MariosOreo · April 18, 2019, 12:42pm

Hello,

I try your code snippet on my machine, it works fine.

[{'nesterov': False, 'weight_decay': 0, 'lr': 0.001, 'dampening': 0, 'params': [Parameter containing:
tensor([[ 0.2869, -0.1661,  0.1697,  0.4048, -0.3160],
        [-0.1766,  0.2777, -0.0006, -0.0400,  0.1492]], requires_grad=True), Parameter containing:
tensor([-0.2891,  0.1473], requires_grad=True)], 'momentum': 0.9}, {'nesterov': False, 'weight_decay': 0, 'lr': 0.001, 'dampening': 0, 'params': [tensor([[ 1.1468, -0.0929,  0.4642,  0.1088, -0.5372],
        [ 1.3683, -0.6719,  0.6465, -0.5709,  0.1006],
        [-0.9102,  0.1764,  0.4354,  1.3183, -0.1849],
        [-0.0164, -0.8461, -0.5933,  0.8613,  2.3292],
        [ 0.6723,  0.7489,  0.4820,  1.0486,  0.4104]])], 'momentum': 0.9}]

DoubtWang · April 18, 2019, 2:16pm

Why do this error occur ?

>>> new.require_grad = True
>>> optimizer.add_param_group({"params": new})
Traceback (most recent call last):
  File "<stdin>", line 1, in <module>
  File "/home/wangshen/.local/lib/python3.5/site-packages/torch/optim/optimizer.py", line 193, in add_param_group
    raise ValueError("optimizing a parameter that doesn't require gradients")
ValueError: optimizing a parameter that doesn't require gradients

Intel_Novel · April 18, 2019, 4:02pm

OK @MariosOreo, it was in the second parameter group.

print(optimizer.param_groups[1]) returned:

{'params': [tensor([[-0.7205,  0.7753,  0.3941,  0.2800,  1.1731],
        [-0.4623,  0.6911,  0.1038,  1.3109,  0.0888],
        [-2.0659,  0.5808,  1.0869, -0.4624,  1.9842],
        [-0.5490,  0.6185, -0.3175, -0.4815,  1.5397],
        [-0.2848,  0.3884, -0.4705, -0.1319,  0.3818]])], 'lr': 0.001, 'momentum': 0.9, 'dampening': 0, 'weight_decay': 0, 'nesterov': False}

where ‘params’ is exactly what is in new tensor.
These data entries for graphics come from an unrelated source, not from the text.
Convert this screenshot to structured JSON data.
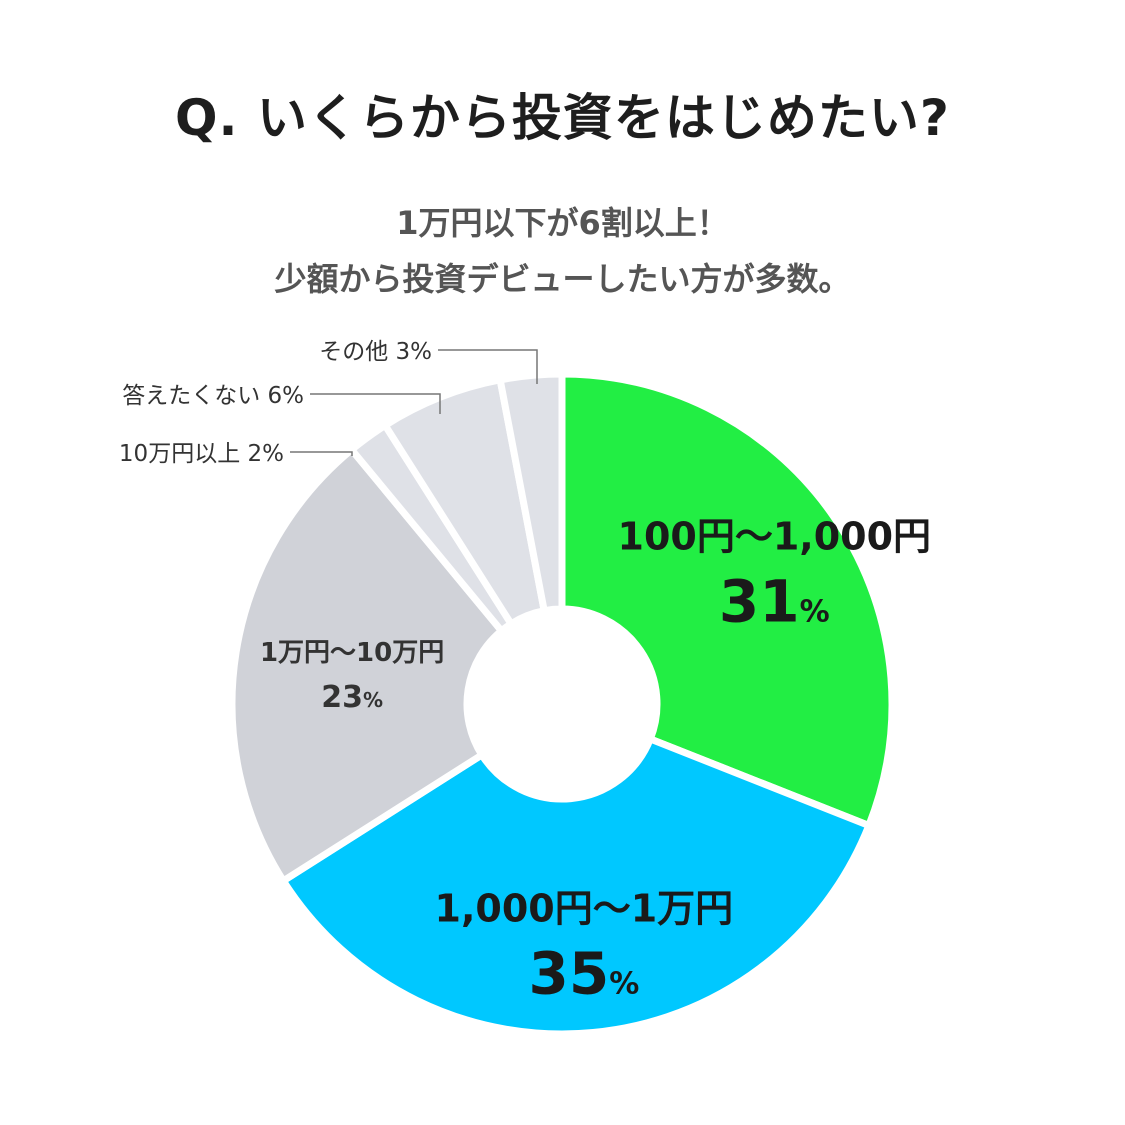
{
  "title": "Q. いくらから投資をはじめたい?",
  "subtitle_line1": "1万円以下が6割以上！",
  "subtitle_line2": "少額から投資デビューしたい方が多数。",
  "chart_data": {
    "type": "pie",
    "title": "Q. いくらから投資をはじめたい?",
    "donut": true,
    "unit": "%",
    "slices": [
      {
        "label": "100円〜1,000円",
        "value": 31,
        "color": "#22ee44",
        "label_style": "inside-large"
      },
      {
        "label": "1,000円〜1万円",
        "value": 35,
        "color": "#00c8ff",
        "label_style": "inside-large"
      },
      {
        "label": "1万円〜10万円",
        "value": 23,
        "color": "#d0d2d8",
        "label_style": "inside-small"
      },
      {
        "label": "10万円以上",
        "value": 2,
        "color": "#dfe1e7",
        "label_style": "outside"
      },
      {
        "label": "答えたくない",
        "value": 6,
        "color": "#dfe1e7",
        "label_style": "outside"
      },
      {
        "label": "その他",
        "value": 3,
        "color": "#dfe1e7",
        "label_style": "outside"
      }
    ]
  }
}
I understood that after printing the optimizer object.

SGD (
Parameter Group 0
    dampening: 0
    lr: 0.001
    momentum: 0.9
    nesterov: False
    weight_decay: 0

Parameter Group 1
    dampening: 0
    lr: 0.001
    momentum: 0.9
    nesterov: False
    weight_decay: 0
)

that gave me the idea of the other parameter group.

Intel_Novel · April 18, 2019, 4:06pm

I found out @Anuvabh that

optimizer.add_param_group({"params": new})
optimizer.param_groups.append({'params': new})

have exactly the same effect in my case.